Market Insights

By Meigan Terry, Senior Vice President, Chief Communications & Social Impact Officer, Scotiabank

Companies have long touted corporate missions and values – often focused on what they offer and how they do it better – but many are now embracing a bigger-picture purpose, connecting their business with its impact on the planet and society.

The long-held view that a company’s accountability is to its shareholders alone is waning. Stakeholders such as customers, communities and the market now expect companies to have a corporate sustainability strategy and incorporate environmental, social and governance (ESG) factors across their business.

Investors’ appetite for sustainable investment is growing. It is part of the shift to look beyond the bottom line and seek purpose-driven impact as an indicator of a company’s long-term investment attractiveness. Last year, green bond issuance rose 13% to a record US$305.3 billion, while Scotiabank analysts forecast that sustainable debt, which includes green bonds, could reach over $1 trillion in 2021.1

Demonstrating action on ESG has moved beyond a moral imperative to a market imperative, and a huge opportunity. To participate in the growing sustainable finance marketplace, however, companies must first examine their organizations through an ESG lens and articulate their purpose so they can explain their place in a world where sustainable thinking is ubiquitous and growing.

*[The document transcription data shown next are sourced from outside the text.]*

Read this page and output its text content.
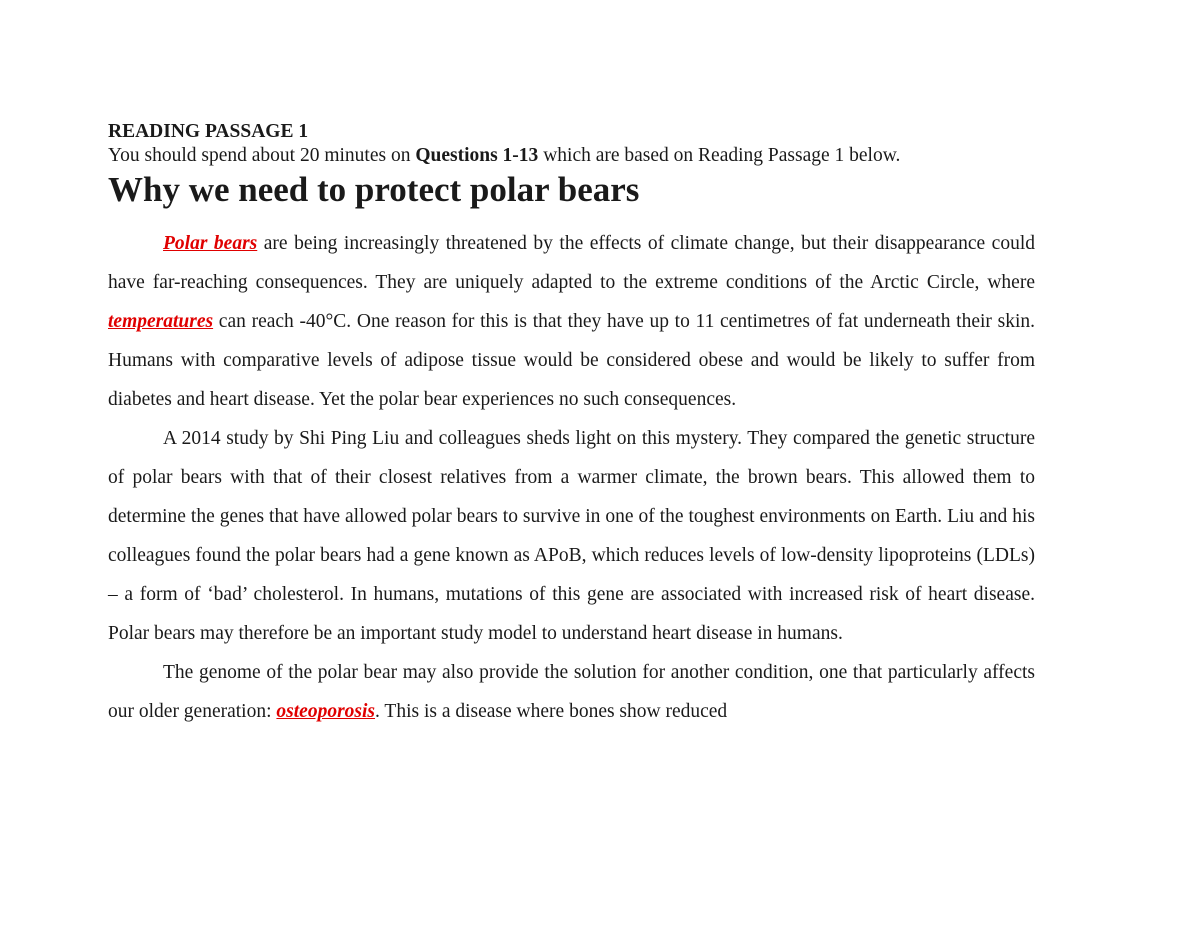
READING PASSAGE 1

You should spend about 20 minutes on Questions 1-13 which are based on Reading Passage 1 below.

Why we need to protect polar bears

Polar bears are being increasingly threatened by the effects of climate change, but their disappearance could have far-reaching consequences. They are uniquely adapted to the extreme conditions of the Arctic Circle, where temperatures can reach -40°C. One reason for this is that they have up to 11 centimetres of fat underneath their skin. Humans with comparative levels of adipose tissue would be considered obese and would be likely to suffer from diabetes and heart disease. Yet the polar bear experiences no such consequences.

A 2014 study by Shi Ping Liu and colleagues sheds light on this mystery. They compared the genetic structure of polar bears with that of their closest relatives from a warmer climate, the brown bears. This allowed them to determine the genes that have allowed polar bears to survive in one of the toughest environments on Earth. Liu and his colleagues found the polar bears had a gene known as APoB, which reduces levels of low-density lipoproteins (LDLs) – a form of ‘bad’ cholesterol. In humans, mutations of this gene are associated with increased risk of heart disease. Polar bears may therefore be an important study model to understand heart disease in humans.

The genome of the polar bear may also provide the solution for another condition, one that particularly affects our older generation: osteoporosis. This is a disease where bones show reduced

Until recently, many companies simply donated funds in the communities they operated in to demonstrate their underlying values. But pressing global concerns such as climate change and growing attention on far-reaching social issues made worse by COVID-19 have driven many companies to think bigger. Now, they are linking business decision-making more closely to their purpose and their desire to meet corporate sustainability objectives. Moreover, much like when they conduct traditional business, they want to see a return on their community and social investments – moving from ‘giving’ or ‘donating’ to creating social outcomes and impact.

That dovetails with investors’ growing desire to invest in companies that reflect their own values. The investment community is focusing on ESG to ensure reliable, long-term financial performance, mitigate portfolio risk and satisfy their own priorities. The result is that institutional investors are integrating ESG considerations into asset allocation, considering the societal impact of their investments, and pledging Net Zero Emissions by 2050 or pressing companies in their portfolio to do so.

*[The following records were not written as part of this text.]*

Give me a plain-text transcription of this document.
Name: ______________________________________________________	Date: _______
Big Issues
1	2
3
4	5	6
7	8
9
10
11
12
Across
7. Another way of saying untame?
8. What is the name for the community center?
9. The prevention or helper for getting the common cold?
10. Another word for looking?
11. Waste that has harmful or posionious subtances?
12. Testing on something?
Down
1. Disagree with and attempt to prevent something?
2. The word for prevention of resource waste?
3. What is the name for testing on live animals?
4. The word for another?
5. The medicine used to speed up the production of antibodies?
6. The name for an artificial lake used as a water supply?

A positive feedback loop is forming in which investors seek companies with the right values, and companies are willing to shift their values to attract investor capital. We are now witnessing that phenomenon, as companies across diverse sectors decide to develop sustainable finance strategies to attract ESG investors.

At the very least, companies are starting to realize the need to re-examine their contribution to society and their sustainability track record. Whether or not a company ever decides to pursue sustainable financing, sooner or later their stakeholders will ask about their ESG impacts. The best course of action is for companies to be prepared to define sustainability as it relates to them, describe their actions, and make this information available for public scrutiny.

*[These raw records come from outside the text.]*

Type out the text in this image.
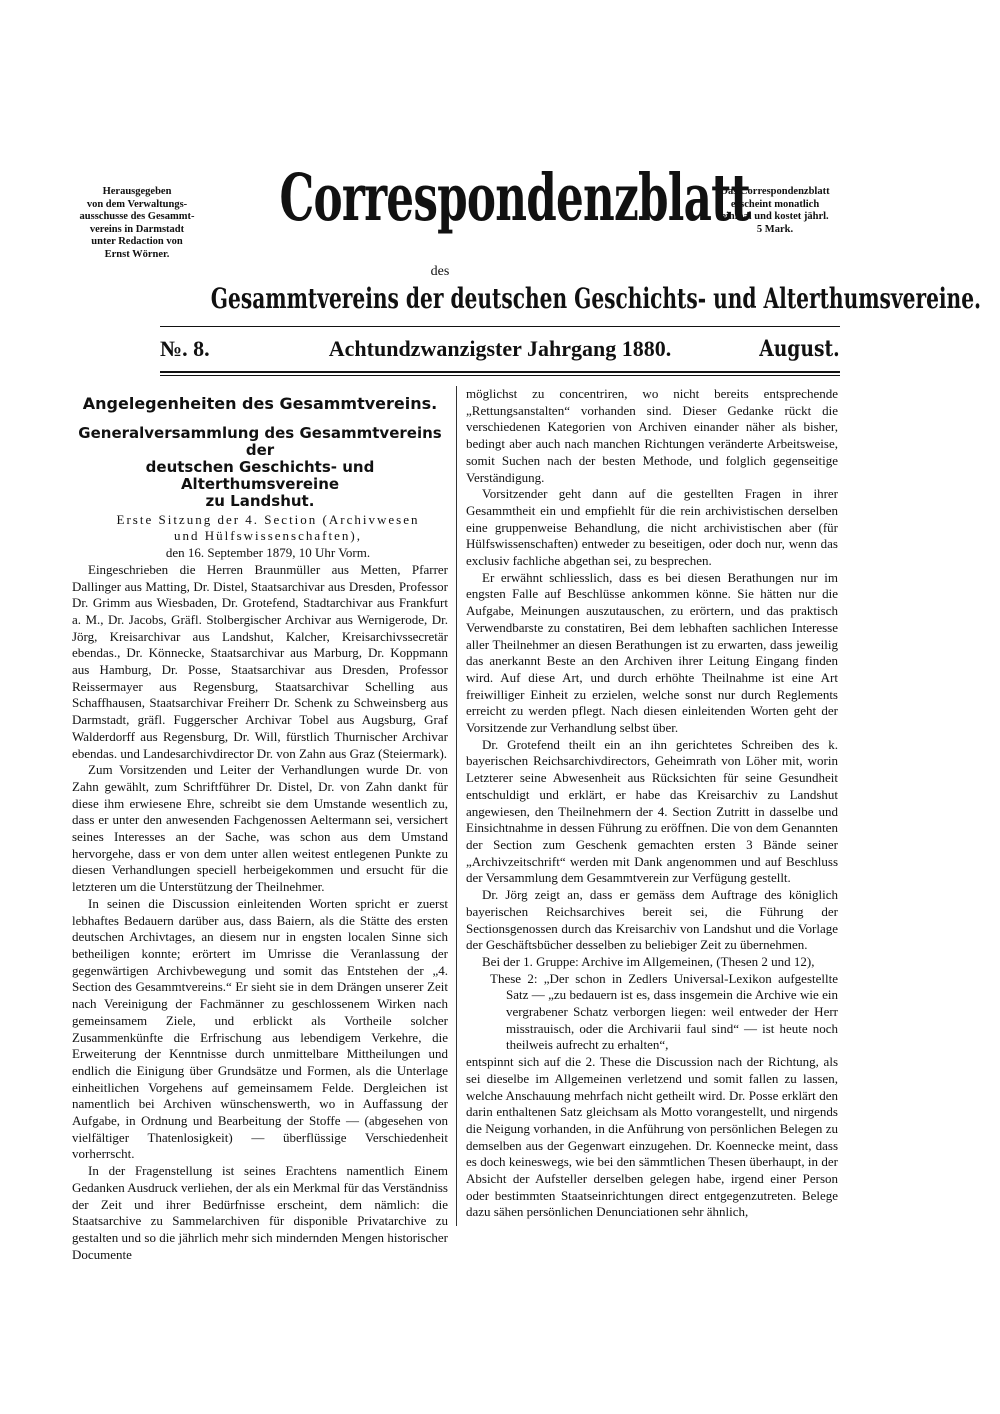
Herausgegeben
von dem Verwaltungs-
ausschusse des Gesammt-
vereins in Darmstadt
unter Redaction von
Ernst Wörner.
Correspondenzblatt
Das Correspondenzblatt
erscheint monatlich
einmal und kostet jährl.
5 Mark.
des
Gesammtvereins der deutschen Geschichts- und Alterthumsvereine.
№. 8.	Achtundzwanzigster Jahrgang 1880.	August.
Angelegenheiten des Gesammtvereins.
Generalversammlung des Gesammtvereins der
deutschen Geschichts- und Alterthumsvereine
zu Landshut.

Erste Sitzung der 4. Section (Archivwesen

und Hülfswissenschaften),

den 16. September 1879, 10 Uhr Vorm.

Eingeschrieben die Herren Braunmüller aus Metten, Pfarrer Dallinger aus Matting, Dr. Distel, Staatsarchivar aus Dresden, Professor Dr. Grimm aus Wiesbaden, Dr. Grotefend, Stadtarchivar aus Frankfurt a. M., Dr. Jacobs, Gräfl. Stolbergischer Archivar aus Wernigerode, Dr. Jörg, Kreisarchivar aus Landshut, Kalcher, Kreisarchivssecretär ebendas., Dr. Könnecke, Staatsarchivar aus Marburg, Dr. Koppmann aus Hamburg, Dr. Posse, Staatsarchivar aus Dresden, Professor Reissermayer aus Regensburg, Staatsarchivar Schelling aus Schaffhausen, Staatsarchivar Freiherr Dr. Schenk zu Schweinsberg aus Darmstadt, gräfl. Fuggerscher Archivar Tobel aus Augsburg, Graf Walderdorff aus Regensburg, Dr. Will, fürstlich Thurnischer Archivar ebendas. und Landesarchivdirector Dr. von Zahn aus Graz (Steiermark).

Zum Vorsitzenden und Leiter der Verhandlungen wurde Dr. von Zahn gewählt, zum Schriftführer Dr. Distel, Dr. von Zahn dankt für diese ihm erwiesene Ehre, schreibt sie dem Umstande wesentlich zu, dass er unter den anwesenden Fachgenossen Aeltermann sei, versichert seines Interesses an der Sache, was schon aus dem Umstand hervorgehe, dass er von dem unter allen weitest entlegenen Punkte zu diesen Verhandlungen speciell herbeigekommen und ersucht für die letzteren um die Unterstützung der Theilnehmer.

In seinen die Discussion einleitenden Worten spricht er zuerst lebhaftes Bedauern darüber aus, dass Baiern, als die Stätte des ersten deutschen Archivtages, an diesem nur in engsten localen Sinne sich betheiligen konnte; erörtert im Umrisse die Veranlassung der gegenwärtigen Archivbewegung und somit das Entstehen der „4. Section des Gesammtvereins.“ Er sieht sie in dem Drängen unserer Zeit nach Vereinigung der Fachmänner zu geschlossenem Wirken nach gemeinsamem Ziele, und erblickt als Vortheile solcher Zusammenkünfte die Erfrischung aus lebendigem Verkehre, die Erweiterung der Kenntnisse durch unmittelbare Mittheilungen und endlich die Einigung über Grundsätze und Formen, als die Unterlage einheitlichen Vorgehens auf gemeinsamem Felde. Dergleichen ist namentlich bei Archiven wünschenswerth, wo in Auffassung der Aufgabe, in Ordnung und Bearbeitung der Stoffe — (abgesehen von vielfältiger Thatenlosigkeit) — überflüssige Verschiedenheit vorherrscht.

In der Fragenstellung ist seines Erachtens namentlich Einem Gedanken Ausdruck verliehen, der als ein Merkmal für das Verständniss der Zeit und ihrer Bedürfnisse erscheint, dem nämlich: die Staatsarchive zu Sammelarchiven für disponible Privatarchive zu gestalten und so die jährlich mehr sich mindernden Mengen historischer Documente

möglichst zu concentriren, wo nicht bereits entsprechende „Rettungsanstalten“ vorhanden sind. Dieser Gedanke rückt die verschiedenen Kategorien von Archiven einander näher als bisher, bedingt aber auch nach manchen Richtungen veränderte Arbeitsweise, somit Suchen nach der besten Methode, und folglich gegenseitige Verständigung.

Vorsitzender geht dann auf die gestellten Fragen in ihrer Gesammtheit ein und empfiehlt für die rein archivistischen derselben eine gruppenweise Behandlung, die nicht archivistischen aber (für Hülfswissenschaften) entweder zu beseitigen, oder doch nur, wenn das exclusiv fachliche abgethan sei, zu besprechen.

Er erwähnt schliesslich, dass es bei diesen Berathungen nur im engsten Falle auf Beschlüsse ankommen könne. Sie hätten nur die Aufgabe, Meinungen auszutauschen, zu erörtern, und das praktisch Verwendbarste zu constatiren, Bei dem lebhaften sachlichen Interesse aller Theilnehmer an diesen Berathungen ist zu erwarten, dass jeweilig das anerkannt Beste an den Archiven ihrer Leitung Eingang finden wird. Auf diese Art, und durch erhöhte Theilnahme ist eine Art freiwilliger Einheit zu erzielen, welche sonst nur durch Reglements erreicht zu werden pflegt. Nach diesen einleitenden Worten geht der Vorsitzende zur Verhandlung selbst über.

Dr. Grotefend theilt ein an ihn gerichtetes Schreiben des k. bayerischen Reichsarchivdirectors, Geheimrath von Löher mit, worin Letzterer seine Abwesenheit aus Rücksichten für seine Gesundheit entschuldigt und erklärt, er habe das Kreisarchiv zu Landshut angewiesen, den Theilnehmern der 4. Section Zutritt in dasselbe und Einsichtnahme in dessen Führung zu eröffnen. Die von dem Genannten der Section zum Geschenk gemachten ersten 3 Bände seiner „Archivzeitschrift“ werden mit Dank angenommen und auf Beschluss der Versammlung dem Gesammtverein zur Verfügung gestellt.

Dr. Jörg zeigt an, dass er gemäss dem Auftrage des königlich bayerischen Reichsarchives bereit sei, die Führung der Sectionsgenossen durch das Kreisarchiv von Landshut und die Vorlage der Geschäftsbücher desselben zu beliebiger Zeit zu übernehmen.

Bei der 1. Gruppe: Archive im Allgemeinen, (Thesen 2 und 12),

These 2: „Der schon in Zedlers Universal-Lexikon aufgestellte Satz — „zu bedauern ist es, dass insgemein die Archive wie ein vergrabener Schatz verborgen liegen: weil entweder der Herr misstrauisch, oder die Archivarii faul sind“ — ist heute noch theilweis aufrecht zu erhalten“,

entspinnt sich auf die 2. These die Discussion nach der Richtung, als sei dieselbe im Allgemeinen verletzend und somit fallen zu lassen, welche Anschauung mehrfach nicht getheilt wird. Dr. Posse erklärt den darin enthaltenen Satz gleichsam als Motto vorangestellt, und nirgends die Neigung vorhanden, in die Anführung von persönlichen Belegen zu demselben aus der Gegenwart einzugehen. Dr. Koennecke meint, dass es doch keineswegs, wie bei den sämmtlichen Thesen überhaupt, in der Absicht der Aufsteller derselben gelegen habe, irgend einer Person oder bestimmten Staatseinrichtungen direct entgegenzutreten. Belege dazu sähen persönlichen Denunciationen sehr ähnlich,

Many companies are now embarking on a corporate sustainability journey, in which they define their corporate purpose and determine how they fit within society and what impact they want to have on it. Then they need to establish goals for improvement, set targets to measure impact, and build a cohesive story for all stakeholders. This narrative is essential for companies that choose to raise capital based on their purpose and values.

In early 2018, Scotiabank embarked on a process to rearticulate our organization’s core purpose. It took nearly a year and involved in-depth interviews with our CEO Brian Porter and engagement with the Bank’s Operating Committee and other key executives. We also held focus groups and listening sessions with employees in various divisions, levels and countries across the Bank’s footprint.

This collaborative process was key to articulating a core purpose that is both authentic and resonates throughout the organization. That purpose is encapsulated in the phrase for every future. From helping customers prepare for the road ahead to fostering economic resilience among disadvantaged groups to various efforts towards mitigating the impact of climate change, we look to maximize our positive impact on our operations, our customers and the world around us.

In recent years we’ve made strong purpose-led commitments in four ESG pillars – environmental action, economic resilience, inclusive society, and leadership and governance. For example, in 2019 we committed to mobilizing $100 billion by 2025 to reduce the impacts of climate change. As of year-end 2020, we had mobilized more than $28 billion toward that target. From the economic resilience perspective, the Bank in January launched ScotiaRISE, a 10-year, $500-million initiative to promote economic capacity among disadvantaged groups. As well, we are steadily moving up the ranks in third-party sustainability ratings and are currently the only Canadian bank awarded MCSI’s AAA rating for ESG this year.2

In turn, we are well positioned to help our clients think holistically about the way they fit into the broader society and how to best attract capital. Our ability to do this is rooted in our own ongoing journey to respond to ESG issues that are important to our investors, customers, employees and the communities where we live and work.

Banks, like many other types of organizations, are increasingly being called on by customers, investors, and other stakeholders to measure, value the impact of, and take strategic action against a much broader set of ESG metrics. They are being held to a higher ESG standard – and it’s an opportunity for those that rise to the occasion to stand out.

We are proud to be at the centre of this highly impactful, evolving discipline to bring real value to our clients, the markets, society and our planet.